McAlevey, meanwhile, honed in on the economic carnage being wrought by the coronavirus. “People are talking about one in four or even one in three people in the United States being unemployed by this coming summer. Those are Great Depression numbers and what’s about to come is about to be explosive,” McAlevey said. “I think people are just beginning to wrap their head around how severe layoffs may be given the crush of the financial crisis.” 

RELATED: 3.3 Million People Filed for Unemployment Benefits Last Week

That crush, McAlevey believes, will expose the disregard with which workers have been cast off for decades. Her Great Depression comparison isn’t without merit, either. A report released last week from economists at the Fed’s St. Louis district project estimated that the coronavirus pandemic could cause the loss of 47 million jobs. If that estimate pans out, it would translate to a 32% national unemployment rate, well above the 24.9% peak unemployment rate during the Great Depression. 

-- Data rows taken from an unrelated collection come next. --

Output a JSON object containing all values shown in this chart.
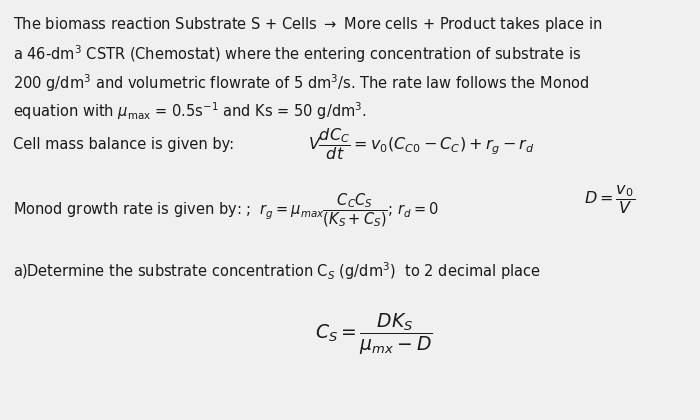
{
  "background_color": "#f0f0f0",
  "text_color": "#1a1a1a",
  "figsize": [
    7.0,
    4.2
  ],
  "dpi": 100,
  "fs_text": 10.5,
  "fs_eq": 11.5,
  "line1": "The biomass reaction Substrate S + Cells $\\rightarrow$ More cells + Product takes place in",
  "line2": "a 46-dm$^3$ CSTR (Chemostat) where the entering concentration of substrate is",
  "line3": "200 g/dm$^3$ and volumetric flowrate of 5 dm$^3$/s. The rate law follows the Monod",
  "line4": "equation with $\\mu_{\\mathrm{max}}$ = 0.5s$^{-1}$ and Ks = 50 g/dm$^3$.",
  "label_balance": "Cell mass balance is given by:",
  "eq_balance": "$V\\dfrac{dC_C}{dt} = v_0(C_{C0} - C_C) + r_g - r_d$",
  "label_monod": "Monod growth rate is given by: ;  $r_g = \\mu_{max}\\dfrac{C_C C_S}{(K_S + C_S)}$; $\\mathbf{r_d = 0}$",
  "eq_D": "$D = \\dfrac{v_0}{V}$",
  "label_parta": "a)Determine the substrate concentration C$_S$ (g/dm$^3$)  to 2 decimal place",
  "eq_Cs": "$C_S = \\dfrac{D K_S}{\\mu_{mx} - D}$"
}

McAlevey also hopes the coronavirus crisis and what it’s revealing about the work that is considered “essential” leads to a shift in how workers view themselves. 

“I’m hoping that one of the things that comes out of this is that workers who perform essential functions in society, from daycare workers to home care workers to the people keeping our grocery stores open to drivers and delivery workers … they get un-numbed from the devaluing of their work and come to see themselves as frankly essential to our society because every worker is,” she said.

McAlevey and Dubal also believe the pandemic is shifting how other people view these workers, who previously, may have been afterthoughts but are now “essential.”

“This is going to be a watershed moment that Americans look back to and it’s not just going to be workers at the bottom rung that are going to remember who was essential to this time period. It’s going to be everyone,” Dubal said. “I think support for workers’ rights is going to increase on a broad scale for decades to come.”